OMG, I love the last one. Will have to show DH when he gets home from work. It sounds like something he might do, (if he hadn't already been in the military). Sorry to hear about your tiredness. Allergies, huh? I hate those. Hope you feel better soon! Hey, aren't there tests to determine if the mold in a home (or in this case a business) is toxic? Maybe if you could prove the stuff is dangerous, the owner would pull up the carpet.

Christa said...

Just finished watching Las Vegas and Donny Osmond was a guest star. My heart was just pittering and pattering.LOL

Anonymous said...

Groooaaan! (grin) (They are funny.)

Poor Eve. You and me both. The stress is definitely it for me. My stomach's tied in knots and today I don't even feel like being on the computer or much like reading. There's definitely something wrong. Oh, right. I did forget to take my medication as well.

That's horrible about the mold and leaky basement. I don't know if I could stand it. I'm "just" worrying about he rats in the basement--if I'll have any untainted, unchewed books left by the time warmer weather arrives and the blighters go outside--at least I hope they do.

"numpty" where did that come from.
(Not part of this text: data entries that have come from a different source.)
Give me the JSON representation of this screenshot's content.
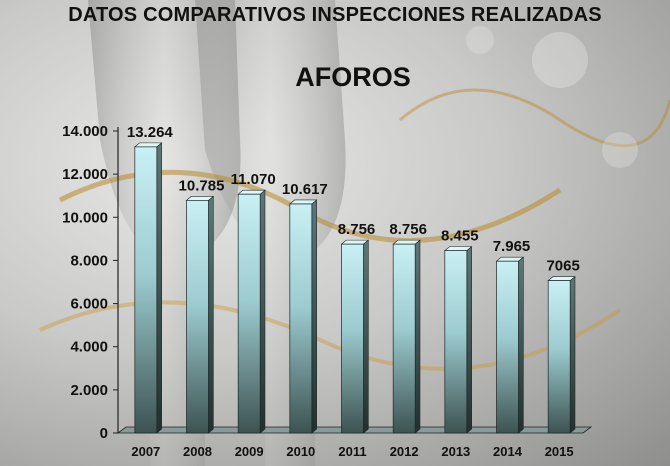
{
  "chart_data": {
    "type": "bar",
    "title": "DATOS COMPARATIVOS INSPECCIONES REALIZADAS",
    "subtitle": "AFOROS",
    "categories": [
      "2007",
      "2008",
      "2009",
      "2010",
      "2011",
      "2012",
      "2013",
      "2014",
      "2015"
    ],
    "values": [
      13264,
      10785,
      11070,
      10617,
      8756,
      8756,
      8455,
      7965,
      7065
    ],
    "data_labels": [
      "13.264",
      "10.785",
      "11.070",
      "10.617",
      "8.756",
      "8.756",
      "8.455",
      "7.965",
      "7065"
    ],
    "y_ticks": [
      "0",
      "2.000",
      "4.000",
      "6.000",
      "8.000",
      "10.000",
      "12.000",
      "14.000"
    ],
    "ylim": [
      0,
      14000
    ],
    "grid": false,
    "legend": "none",
    "colors": {
      "bar_top": "#c9f0f4",
      "bar_mid": "#9ccbd0",
      "bar_bottom": "#3d5351",
      "bar_side": "#2e3e3c",
      "bar_cap": "#ddf6f8"
    }
  }
}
I'm gathering all sorts of new, weird words from "A Word-a-Day" e-mails to "Word Shootout" on www.hugeprize.com. I've got lists and lists of letter combinations for which I have no meanings. One of these days...

In German, this pre-spring malaise is also called "Fruehjahrsmuedigkeit" or "spring fatigue." So let's all blame it on the coming spring though I'm sure we all long for it.

Bailey Stewart said...

Oh Ruby - not me. My asthma and allergies are worse in the summer - I hate heat. I don't want the temp to go above 70 - ever (unless I were to ever lose enough weight to want to go swimming). So Spring is not a good time for me - reminds me that summer is coming.